Consider, for instance, Rajnish Dhall, who has co-founded Micro Housing Finance Corporation, a housing finance firm for low-income households. Dhall quit American Express to work for an NGO before setting up the housing finance venture. Interestingly, there are also a select few who prefer to start up without doing long years of the corporate grind: Adhil Shetty has founded Bankbazaar, an online loan marketplace, because he's convinced that the market is crying for a service like his.
A remarkable shift is that many of the start-up artists are not just catching on to what's popular globally (yawn, social networking, anybody?) but are also seeing opportunity at their doorstep. "There many ventures that seek to tap into opportunities that are unique to India, education and microfinance being just two of them," says Mohit Bhatnagar, Managing Director, Sequoia. The VC firm, which spans a spectrum of funding from early to late-stage, has been in the Indian market for over a decade now; recently, Sequoia exited from Manappuram Finance, which, among other things, seeks to offer consumers loans against gold.

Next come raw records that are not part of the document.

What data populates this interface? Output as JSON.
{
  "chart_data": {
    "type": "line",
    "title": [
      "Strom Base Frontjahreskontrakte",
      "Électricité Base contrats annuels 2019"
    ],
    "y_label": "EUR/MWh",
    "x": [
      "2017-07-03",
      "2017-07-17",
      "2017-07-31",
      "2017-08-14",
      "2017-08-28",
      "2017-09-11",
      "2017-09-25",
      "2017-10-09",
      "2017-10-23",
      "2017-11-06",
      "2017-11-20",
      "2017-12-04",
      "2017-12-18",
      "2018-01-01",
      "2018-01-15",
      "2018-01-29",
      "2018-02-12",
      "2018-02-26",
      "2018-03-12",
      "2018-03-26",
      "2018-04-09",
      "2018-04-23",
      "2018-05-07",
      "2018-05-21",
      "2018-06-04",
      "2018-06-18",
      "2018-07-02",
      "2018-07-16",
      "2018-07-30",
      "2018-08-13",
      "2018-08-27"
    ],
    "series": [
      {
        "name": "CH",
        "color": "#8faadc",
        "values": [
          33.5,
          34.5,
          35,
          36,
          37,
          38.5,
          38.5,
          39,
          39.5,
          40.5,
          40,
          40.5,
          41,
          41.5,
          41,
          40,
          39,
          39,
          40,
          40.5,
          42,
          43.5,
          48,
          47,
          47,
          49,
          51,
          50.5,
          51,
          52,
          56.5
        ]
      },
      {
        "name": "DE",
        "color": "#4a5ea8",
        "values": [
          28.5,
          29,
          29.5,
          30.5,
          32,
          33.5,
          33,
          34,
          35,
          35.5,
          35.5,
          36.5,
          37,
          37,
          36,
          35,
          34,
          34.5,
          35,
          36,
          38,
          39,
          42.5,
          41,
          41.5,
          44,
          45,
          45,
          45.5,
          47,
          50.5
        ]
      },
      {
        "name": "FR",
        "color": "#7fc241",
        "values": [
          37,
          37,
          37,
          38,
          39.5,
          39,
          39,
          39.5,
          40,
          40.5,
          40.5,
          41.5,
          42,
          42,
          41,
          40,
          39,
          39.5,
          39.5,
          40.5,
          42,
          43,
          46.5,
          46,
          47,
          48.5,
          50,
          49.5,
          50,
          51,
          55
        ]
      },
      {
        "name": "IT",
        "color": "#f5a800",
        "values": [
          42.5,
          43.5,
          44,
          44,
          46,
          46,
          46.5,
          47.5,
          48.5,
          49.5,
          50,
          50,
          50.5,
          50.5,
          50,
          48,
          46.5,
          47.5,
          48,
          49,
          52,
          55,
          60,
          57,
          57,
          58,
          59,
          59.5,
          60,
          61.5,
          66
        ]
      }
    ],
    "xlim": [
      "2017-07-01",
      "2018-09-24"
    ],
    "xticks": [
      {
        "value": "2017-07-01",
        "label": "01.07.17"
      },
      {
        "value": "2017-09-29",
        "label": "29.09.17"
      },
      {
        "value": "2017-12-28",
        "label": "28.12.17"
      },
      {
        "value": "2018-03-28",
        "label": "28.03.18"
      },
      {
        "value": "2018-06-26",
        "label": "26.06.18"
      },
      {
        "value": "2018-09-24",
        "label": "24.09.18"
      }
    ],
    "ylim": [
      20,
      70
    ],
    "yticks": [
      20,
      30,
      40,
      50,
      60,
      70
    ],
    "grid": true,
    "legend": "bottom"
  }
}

The equation appears promising: More investors plus more startups should equal more contribution to the Indian economy from entrepreneurs. But, then, entrepreneurship by nature is about risk, and there will be flameouts. "There are many entrepreneurs whose plans lack refinement and thoroughness in terms of a go-to-market strategy and use of funds," says Alok Mittal, MD, Canaan Partners. DFJ's Jolly admits that there has been a trend of earlystage VC firms either bleeding in laterstage investments or just totally moving out of the growth stage.
But as long as more opportunities emerge, and more money chases these budding ideas, the chances of today's fledglings emerging as tomorrow's Infosys or Bharti Airtel or Biocon can only get brighter.